I'm going to say something that we've all thought at one point or another, but most of us (meaning people who are not me) are polite enough not to actually say: Being happy for other people is sometimes really hard. And I don't mean when you find out that slacker you went to college with, gave a free couch to and occasionally cleaned after is now a successful musician (to use a random example that is not at all related to my life). It's perfectly okay to question the justice of the world on that one. What I'm talking about being happy for people that you love and want good things to happen to, people who are an active part of your life.
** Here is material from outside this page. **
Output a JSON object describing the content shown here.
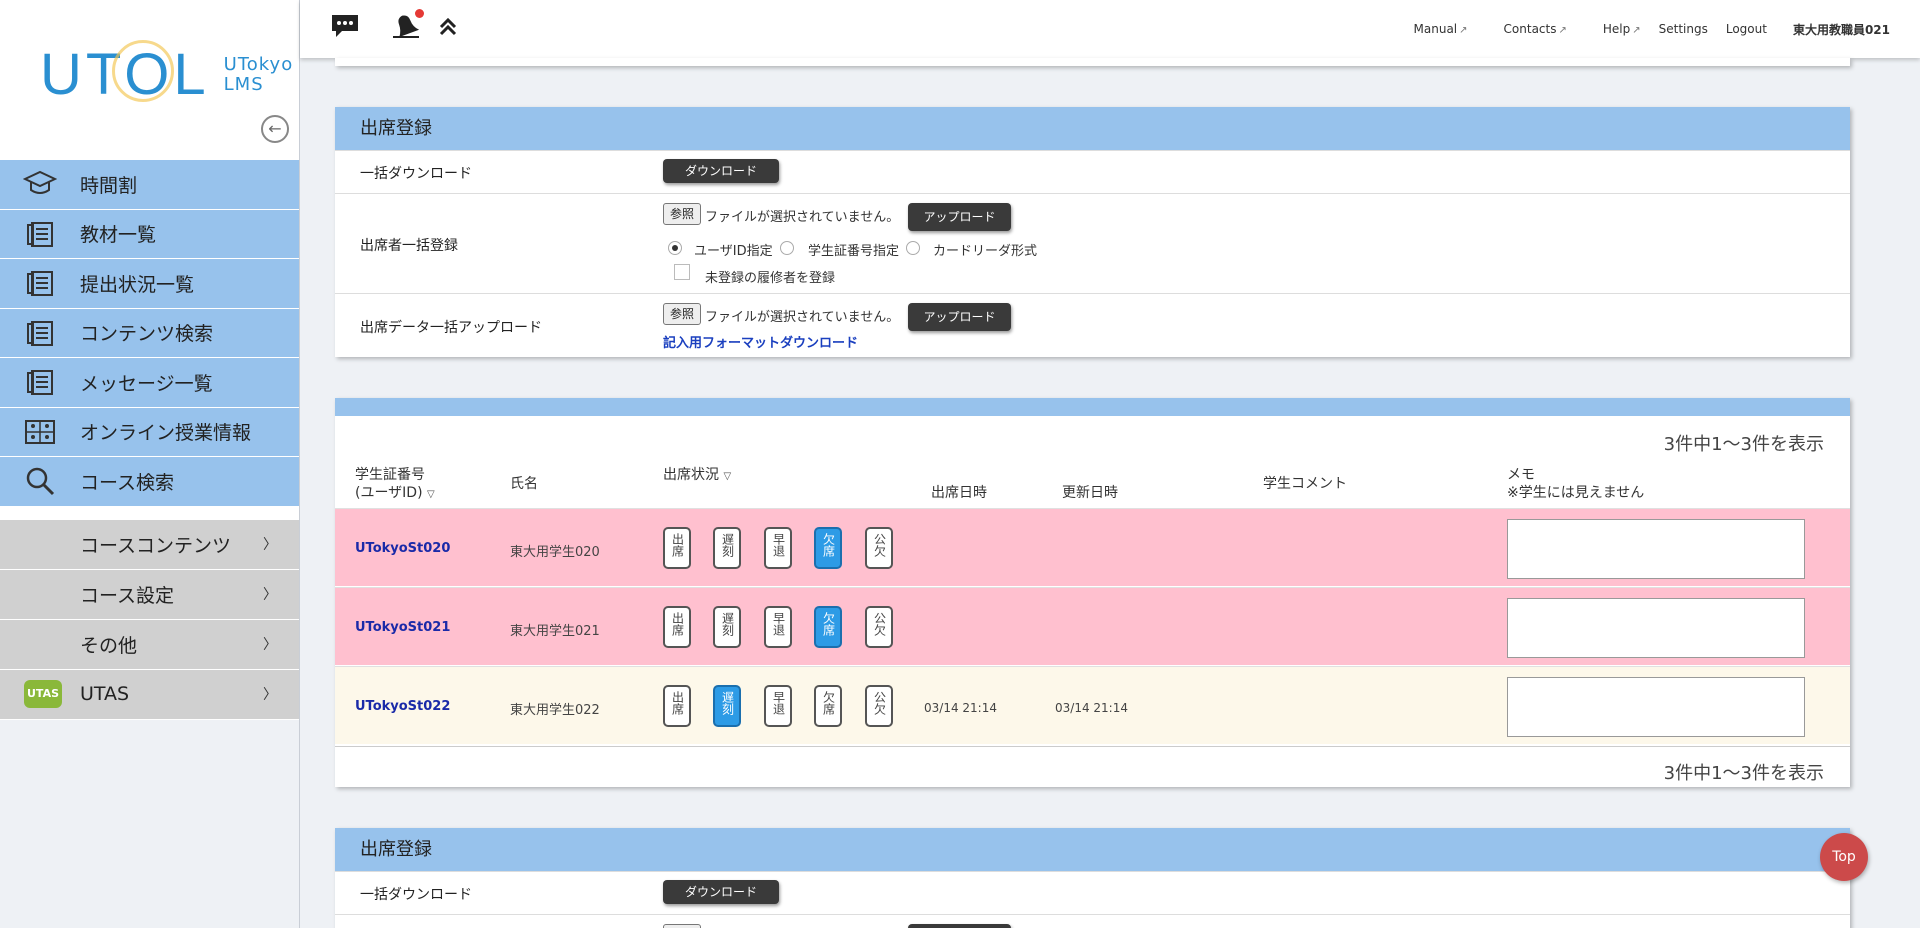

Faking it just isn't enough for those people, but I will admit that I totally have.
I can be selfish and petty and mean, and I've found that social media tends to cultivate some of this in me. Trust me, this is not one of those times when I blame Facebook and Twitter for my problems, either. It's just that not too terribly long ago, when someone was getting married or having a baby, you found out the old fashioned way--through the gossip lines via your mother. And then you didn't go on Pinterest and see 15,000 pins about it or get weekly (sometimes daily) updates on which piece of fruit is the size of the baby. You weren't confronted with an all-out media assault of what someone else has that you don't. (Did I mention jealous in my list?) It's much easier to adopt an "out of sight, out of mind" philosophy when you only hear about it if you run into someone at the grocery store, rather than every time you turn on your computer.
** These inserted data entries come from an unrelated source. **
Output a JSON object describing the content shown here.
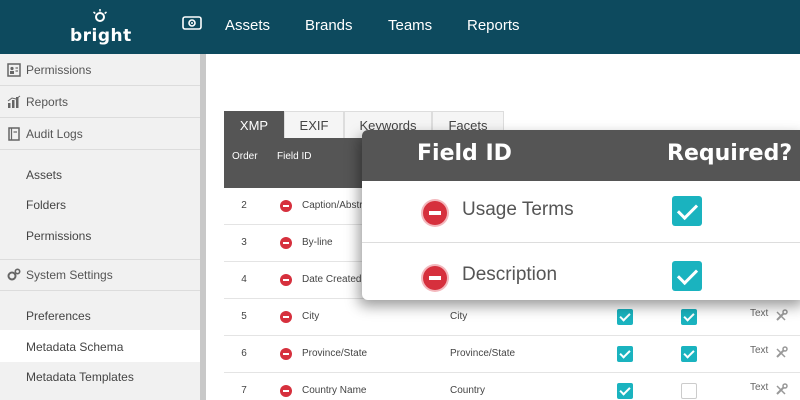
{
  "brand": {
    "name": "bright"
  },
  "nav": {
    "items": [
      "Assets",
      "Brands",
      "Teams",
      "Reports"
    ]
  },
  "sidebar": {
    "sections": [
      {
        "label": "Permissions",
        "icon": "id-card-icon"
      },
      {
        "label": "Reports",
        "icon": "bar-chart-icon"
      },
      {
        "label": "Audit Logs",
        "icon": "log-book-icon"
      }
    ],
    "audit_items": [
      "Assets",
      "Folders",
      "Permissions"
    ],
    "system_settings": {
      "label": "System Settings",
      "icon": "gears-icon"
    },
    "settings_items": [
      "Preferences",
      "Metadata Schema",
      "Metadata Templates"
    ],
    "active_item": "Metadata Schema"
  },
  "tabs": {
    "items": [
      "XMP",
      "EXIF",
      "Keywords",
      "Facets"
    ],
    "active": "XMP"
  },
  "table": {
    "headers": {
      "order": "Order",
      "field_id": "Field ID"
    },
    "rows": [
      {
        "order": "2",
        "field": "Caption/Abstr"
      },
      {
        "order": "3",
        "field": "By-line"
      },
      {
        "order": "4",
        "field": "Date Created"
      },
      {
        "order": "5",
        "field": "City",
        "label": "City",
        "check1": true,
        "check2": true,
        "type": "Text"
      },
      {
        "order": "6",
        "field": "Province/State",
        "label": "Province/State",
        "check1": true,
        "check2": true,
        "type": "Text"
      },
      {
        "order": "7",
        "field": "Country Name",
        "label": "Country",
        "check1": true,
        "check2": false,
        "type": "Text"
      }
    ]
  },
  "zoom": {
    "headers": {
      "field_id": "Field ID",
      "required": "Required?"
    },
    "rows": [
      {
        "field": "Usage Terms",
        "required": true
      },
      {
        "field": "Description",
        "required": true
      }
    ]
  },
  "colors": {
    "topbar": "#0d4a5e",
    "accent": "#1ab3bf",
    "remove": "#d6303d",
    "header": "#555555"
  }
}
Believe it or not, this used to be a much bigger problem for me than it is now. Oh, I was a pro at loooking the part of happy at the announcement of the news. But then, I would promptly go home and cry and wail and generally lash out at God for allowing someone else to have the things that I wanted so badly and couldn't have. And it's not that I am completely cured now, trust me. It's just that I finally came to terms with the hard cold truth that it wasn't all about me. (How disappointing!) God grabbed me by my face (not really, but He might as well have) and reminded me that He wasn't punishing me by giving someone else something wonderful, and it was high time that I put on my big girl pants and embraced the happy. Also, when a friend has suffered an unimaginable hurt in their life, you find yourself wanting happiness for them more than you've ever wanted anything for yourself. (Trust me on that one.) The kind of joy you feel when that happiness finally comes eclipses any of the other less pleasant things.
I don't guess that this is just a single girl thing, but I would say that it's something single girls definitely have to deal with. So, I'm curious...how do you deal (single or not)? Are you one of those selfless wonders who can put other's happiness first? (Because seriously, high five to you!) What lessons have you learned about this? I would really like to hear from some other people on this one, so comment away!